Wirtschaft
(Foto: picture alliance / dpa)

Konzernchef gesteht Bestechungen: Rheinmetall akzeptiert 37-Millionen-Strafe

Der deutsche Rüstungskonzern Rheinmetall bekennt sich ganz offen zu den Vorwürfen von Schmiergeld-Zahlungen bei Rüstungsgeschäften mit Griechenland - und akzeptiert eine Strafe in Millionenhöhe.

Der Rüstungskonzern Rheinmetall akzeptiert im Zusammenhang mit umstrittenen Griechenland-Geschäften ein vom Oberstaatsanwalt Bremen verhängtes Bußgeld in Höhe von mehr als 37 Millionen Euro.

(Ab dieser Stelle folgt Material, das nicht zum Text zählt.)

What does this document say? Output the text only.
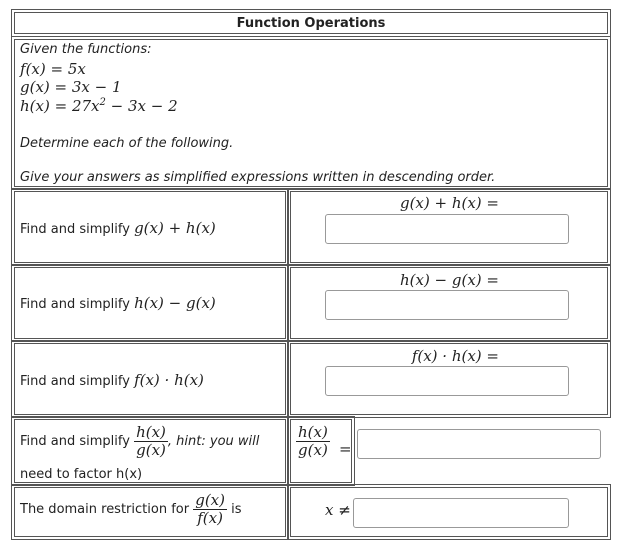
Function Operations
Given the functions:
f(x) = 5x
g(x) = 3x − 1
$h(x) = 27x^2 - 3x - 2$
Determine each of the following.
Give your answers as simplified expressions written in descending order.
Find and simplify g(x) + h(x)
g(x) + h(x) =
Find and simplify h(x) − g(x)
h(x) − g(x) =
Find and simplify f(x) · h(x)
f(x) · h(x) =
Find and simplify $\frac{h(x)}{g(x)}$ , hint: you will
need to factor h(x)
$\frac{h(x)}{g(x)}$ =
The domain restriction for $\frac{g(x)}{f(x)}$ is	x ≠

Der Konzern betonte in einer Mitteilung, damit ende das Unternehmensstrafverfahren gegen die Bremer Tochtergesellschaft Rheinmetall Defence Electronis (RDE).

Der Chef des Düsseldorfer Konzerns, Armin Papperger, gab im Gespräch mit der "Süddeutschen Zeitung" offen zu, dass sein Unternehmen im Ausland bestochen habe: "Bei Rheinmetall sind Fehler gemacht worden, dafür stehen wir gerade", sagte Papperger im Gespräch mit der Zeitung. "Herumlavieren hätte uns gar nichts gebracht." Deshalb habe er mit seinen Vorstandskollegen und ebenso wie der Aufsichtsrat des Konzerns einen Bußgeldbescheid akzeptiert.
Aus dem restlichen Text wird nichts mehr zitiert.